Dopo
l’ultimo efferato omicidio, accaduto a Milano, giorni fa, possiamo chiederci
cosa ha spinto il coltello nella mano di Gianluca Soncin a inferire decine di
coltellate sul corpo di Pamela Genini? E quello di Turetta sulla povera Giulia
Cecchettin e quello di tanti e tanti altri uomini contro tante e tante altre
donne? E che cosa spinge a usare la violenza dei russi in Ucraina e gli
israeliani e i palestinesi? È la mancata gestione del conflitto, per cui la
guerra è l’organizzazione sistematica della violenza, basata sulla distruzione
sistematica del nemico, anche civile ed inerme? Ma la guerra non è soltanto fra
gli Stati. La guerra può essere all’interno di una famiglia. Può essere
all’interno di un gruppo sociale, o tra due esseri umani che hanno smesso di
volersi bene. Da questo punto di vista, ogni guerra, ogni omicidio, ogni
femminicidio, ha come scopo la distruzione di chi non la pensa come te.
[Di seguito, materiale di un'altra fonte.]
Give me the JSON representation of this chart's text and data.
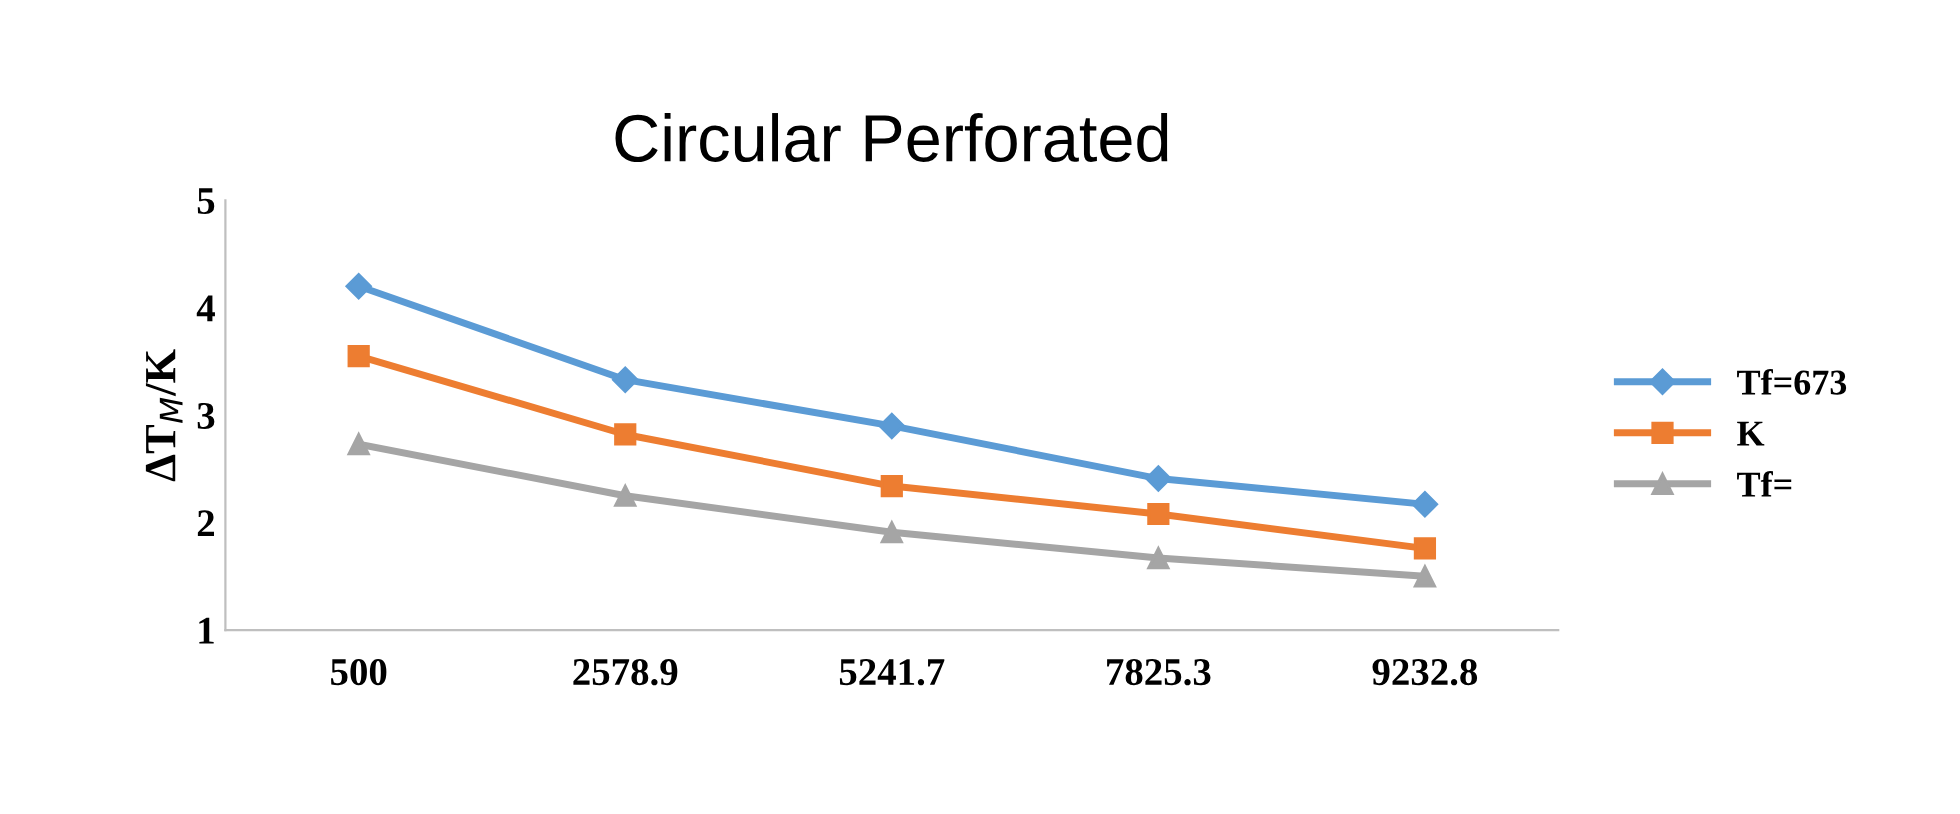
{
  "chart_data": {
    "type": "line",
    "title": "Circular Perforated",
    "ylabel": "ΔT$_{M}$/K",
    "categories": [
      "500",
      "2578.9",
      "5241.7",
      "7825.3",
      "9232.8"
    ],
    "series": [
      {
        "name": "Tf=673",
        "color": "#5b9bd5",
        "values": [
          4.2,
          3.33,
          2.9,
          2.41,
          2.17
        ],
        "marker": "diamond"
      },
      {
        "name": "K",
        "color": "#ed7d31",
        "values": [
          3.55,
          2.82,
          2.34,
          2.08,
          1.76
        ],
        "marker": "square"
      },
      {
        "name": "Tf=",
        "color": "#a5a5a5",
        "values": [
          2.73,
          2.25,
          1.91,
          1.67,
          1.5
        ],
        "marker": "triangle"
      }
    ],
    "ylim": [
      1,
      5
    ],
    "yticks": [
      1,
      2,
      3,
      4,
      5
    ],
    "grid": false,
    "legend": "right",
    "line_style": "solid"
  }
}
Viviamo, da tempo, in un mondo in cui le relazioni affettive (e sessuali) sono
contrassegnate da marcati atteggiamenti di potere e da preconcetti legati al
genere. Sempre più si rende necessaria, allora, un’opera di educazione e
rieducazione all’affettività, che comprenda in maniera completa, anche tutto il
mondo legato alla sessualità, oggi purtroppo affidato solo alle distorsioni
effettuate dalle informazioni sui social.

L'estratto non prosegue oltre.